SHANGHAI, May 2 (SMM) – As the third round of environmental checks in Jiangsu province progressed, steel mills that passed inspections were approved to resume regular production. Some mills remain suspended, as of Wednesday May 2, SMM learned.
The month-long inspections are expected to end on May 23. Major cities in Jiangsu such as Xuzhou, Changzhou, and Lianyungang are affected across the steel, cement, and building materials sectors.

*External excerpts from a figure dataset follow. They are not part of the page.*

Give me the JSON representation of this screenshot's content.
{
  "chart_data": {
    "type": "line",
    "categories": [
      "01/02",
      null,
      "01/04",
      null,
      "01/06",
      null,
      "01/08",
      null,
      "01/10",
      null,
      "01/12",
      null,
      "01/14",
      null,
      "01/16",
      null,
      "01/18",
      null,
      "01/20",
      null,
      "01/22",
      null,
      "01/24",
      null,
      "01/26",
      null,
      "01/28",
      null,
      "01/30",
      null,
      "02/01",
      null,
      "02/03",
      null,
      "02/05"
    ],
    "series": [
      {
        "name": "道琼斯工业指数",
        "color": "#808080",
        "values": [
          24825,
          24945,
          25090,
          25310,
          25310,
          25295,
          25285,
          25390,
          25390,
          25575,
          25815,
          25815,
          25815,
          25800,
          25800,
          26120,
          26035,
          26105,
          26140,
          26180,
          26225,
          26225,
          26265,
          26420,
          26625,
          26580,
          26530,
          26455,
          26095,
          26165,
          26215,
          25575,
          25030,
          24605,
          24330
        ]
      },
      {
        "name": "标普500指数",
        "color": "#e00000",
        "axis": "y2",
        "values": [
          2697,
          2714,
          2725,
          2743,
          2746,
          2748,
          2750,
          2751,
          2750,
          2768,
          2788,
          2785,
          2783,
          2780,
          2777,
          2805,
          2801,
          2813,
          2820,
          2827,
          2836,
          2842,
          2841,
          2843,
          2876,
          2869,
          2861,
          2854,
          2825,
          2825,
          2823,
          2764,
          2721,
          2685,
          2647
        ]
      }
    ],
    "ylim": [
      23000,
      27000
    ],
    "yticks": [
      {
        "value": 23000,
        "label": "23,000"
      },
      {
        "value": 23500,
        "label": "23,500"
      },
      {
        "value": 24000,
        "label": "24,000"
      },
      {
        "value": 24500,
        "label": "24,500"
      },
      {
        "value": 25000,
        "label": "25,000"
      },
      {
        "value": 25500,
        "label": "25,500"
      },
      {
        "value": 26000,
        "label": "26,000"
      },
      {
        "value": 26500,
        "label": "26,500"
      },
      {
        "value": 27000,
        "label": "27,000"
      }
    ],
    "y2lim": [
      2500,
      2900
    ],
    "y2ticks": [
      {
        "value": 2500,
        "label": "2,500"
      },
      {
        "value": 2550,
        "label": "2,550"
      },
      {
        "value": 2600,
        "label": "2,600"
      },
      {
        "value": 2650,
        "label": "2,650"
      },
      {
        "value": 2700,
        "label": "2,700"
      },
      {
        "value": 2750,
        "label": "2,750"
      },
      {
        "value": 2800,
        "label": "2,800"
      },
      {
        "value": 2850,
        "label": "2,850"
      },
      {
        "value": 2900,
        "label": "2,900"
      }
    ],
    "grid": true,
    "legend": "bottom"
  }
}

A large-scale steel plant in Changzhou returned to operations on Tuesday May 1. However, its two blast furnaces of 1500 m3 and 1580 m3 remain under maintenance. Another blast furnace of 510 m3 is suspended for capacity replacement. This is estimated to affect output of molten iron by 10,000 mt per day. The resumption date remains unclear, but supplies from the plant will be little affected short term due to adequate stocks of finished steel products.
All steel plants in Lianyungang resumed operation on May 1 after going through the environmental check, SMM learned. In major cities along the Yangtze River, there was little impact from environmental probes as only a few steel mills were required to conduct maintenance during the inspection period.
In Xuzhou, steelmakers remain under full suspension and are expected to resume operation in mid-May. Most have already completed rectifications and will resume production after checks by the environmental inspection team. Dates of the checks, originally scheduled for April 28, remain unknown.
In the spot market, rebar prices rose further after the Labour Day holiday as environmental restrictions limited supplies. As buyers hold back, SMM expects prices to edge down from highs of an average of 4,124 yuan/mt across China in the short term.
On May 2, Shanghai, Hangzhou, and Guangzhou saw an uptick in rebar prices by 80 yuan/mt to 4,080-4,280 yuan/mt, from Saturday April 28. Prices in the Fuzhou market surged by 150 yuan/mt to 4,200 yuan/mt from before the holiday. Transactions were mostly flat as buyers were deterred by higher prices while sellers, worried about the futures market, were keen to destock.